The nostalgic locals also say that there had been a time, rather remote now to most to remember, that in this country when the TV viewers could count on each day if they so wished, real classy and classic films of the bygone days without ever leaving the house, every late night on Channel 2. The authentic cinematographic gems local and foreign, covering the full range of categories. Those that were only shown, and many had won prizes in film festivals internationally, then somehow never got to be distributed (great shame). All were emitted in their original version, with subtitles (to me, so much better than dubbed), mostly also uncensored (delightful), in black & white, or in coloured copies reasonably acceptable. So that audience needn't be limited only to what Hollywood or the TV channel directives threw at them.

This custom is unfortunately changed for the worse, as half the programming are taken up by so called 'reality' trash. To see the other half, the films I am interested in, I have to not only stay up late, but suffer interruptions by the rubbish, which is nearly & inevitably always inserted in the middle. For instance, a film would be split in two parts, with the trashy reality show stuck in the middle.

The biggest problem, for foreigners like myself living here, is that, like any kind of other entertainment, practically nothing is ever offered before midnight. Cinemas starts their evening hours from 11pm or thereabouts, theatres and concerts too. Discotheques even later, about 1 am and don't finish till 5 or 6 in the morning! It's logical for the Spaniards, as they have all meals late. I still remember how surprised I was when I first got invitations to dinner by Spanish friends usually meant I needed to take my normal dinner at home first, then attend their's starting at 10,30 'For' 11.30; Very civil allowing a whole hour for drinks but punishment for the stomach!! I am used to the late meals now, but not after midnight movies.
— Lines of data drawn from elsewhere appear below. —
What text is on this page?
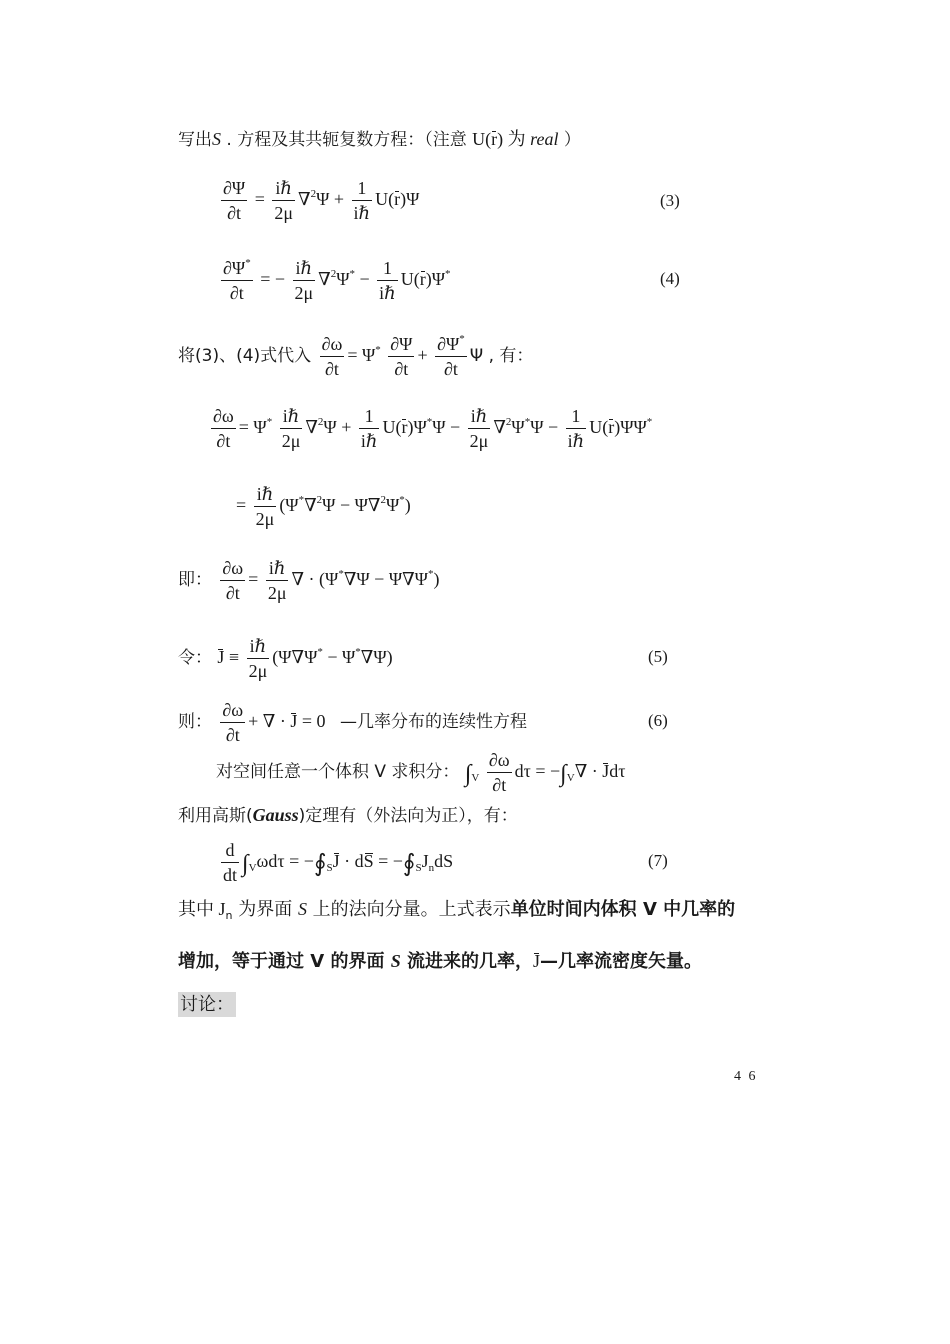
写出S . 方程及其共轭复数方程：（注意 U(r) 为 real ）
$\frac{\partial\Psi}{\partial t} = \frac{\text{iℏ}}{2\mu} \nabla^2\Psi + \frac{1}{\text{iℏ}} U(r)\Psi$	(3)
$\frac{\partial\Psi^*}{\partial t}$ = − $\frac{\text{iℏ}}{2\mu} \nabla^2\Psi^* - \frac{1}{\text{iℏ}} U(r)\Psi^*$	(4)
将(3)、(4)式代入 $\frac{\partial\omega}{\partial t} = \Psi^* \frac{\partial\Psi}{\partial t} + \frac{\partial\Psi^*}{\partial t}$ Ψ , 有：
$\frac{\partial\omega}{\partial t} = \Psi^* \frac{\text{iℏ}}{2\mu} \nabla^2\Psi + \frac{1}{\text{iℏ}} U(r)\Psi^*\Psi - \frac{\text{iℏ}}{2\mu} \nabla^2\Psi^*\Psi - \frac{1}{\text{iℏ}} U(r)\Psi\Psi^*$
= $\frac{\text{iℏ}}{2\mu} (\Psi^*\nabla^2\Psi - \Psi\nabla^2\Psi^*)$
即： $\frac{\partial\omega}{\partial t} = \frac{\text{iℏ}}{2\mu}$ ∇ · (Ψ*∇Ψ − Ψ∇Ψ*)
令： $J \equiv \frac{\text{iℏ}}{2\mu} (\Psi\nabla\Psi^* - \Psi^*\nabla\Psi)$	(5)
则： $\frac{\partial\omega}{\partial t}$ + ∇ · J = 0 —几率分布的连续性方程	(6)
对空间任意一个体积 V 求积分： $\int_V \frac{\partial\omega}{\partial t}$ $d\tau = -\int_V\nabla \cdot Jd\tau$
利用高斯(Gauss)定理有（外法向为正），有：
$\frac{d}{dt} \int_V\omega d\tau$ = $-∮_SJ$ · dS = $-∮_SJ_ndS$	(7)
其中 $J_n$ 为界面 S 上的法向分量。上式表示单位时间内体积 V 中几率的
增加，等于通过 V 的界面 S 流进来的几率，J—几率流密度矢量。
讨论：
4 6
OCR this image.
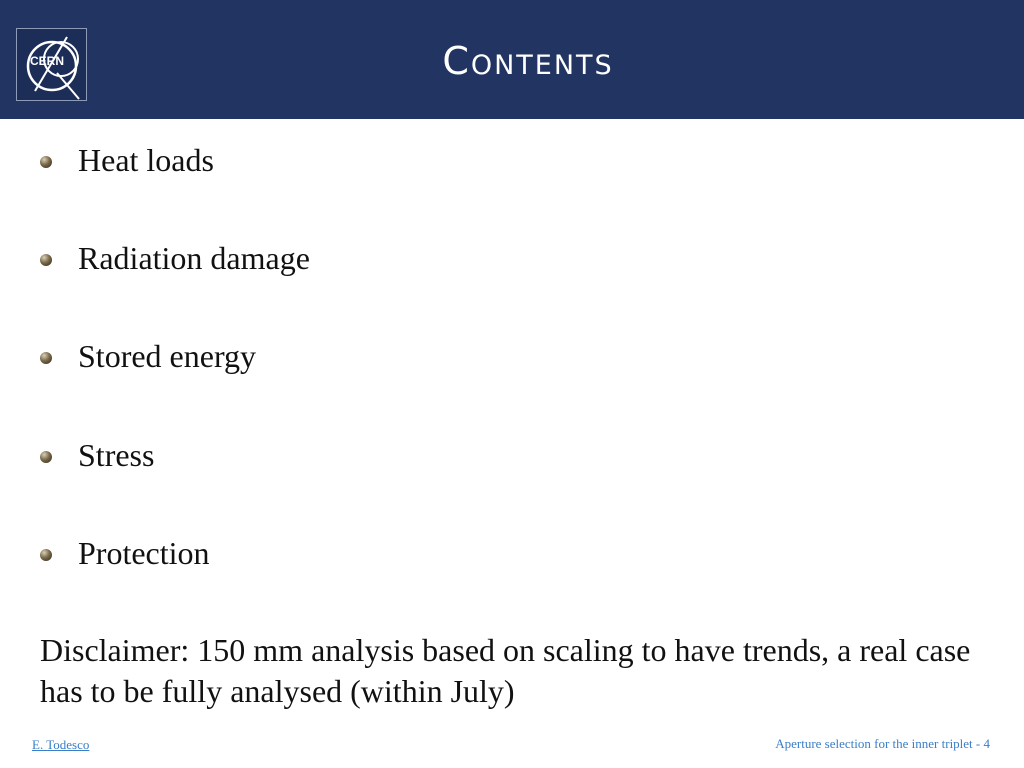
CERN	Contents
Heat loads
Radiation damage
Stored energy
Stress
Protection
Disclaimer: 150 mm analysis based on scaling to have trends, a real case has to be fully analysed (within July)
E. Todesco	Aperture selection for the inner triplet - 4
Why anything good and fun has to be done so late at night beats me. Yet the Spanish are early risers. Schools, offices, banks, post offices, shops, cafes ... all open up at 8 am. The cafe I used to go starts the morning trade at 5 am; I am talking about in Catalunya. In the rest of Spain,
Madrid for instance, everything starts at least an hour later than here. So dinner is really for me a mid night fare.
No complaints here, I love to eat, at any hour, but I wish the good films would show at a decent hour so I don't have to miss them all.

The following photo has nothing whatever to do with this Blog; I just like it very much. Reminds me how small and insignificant I am, and therefore so are my problems.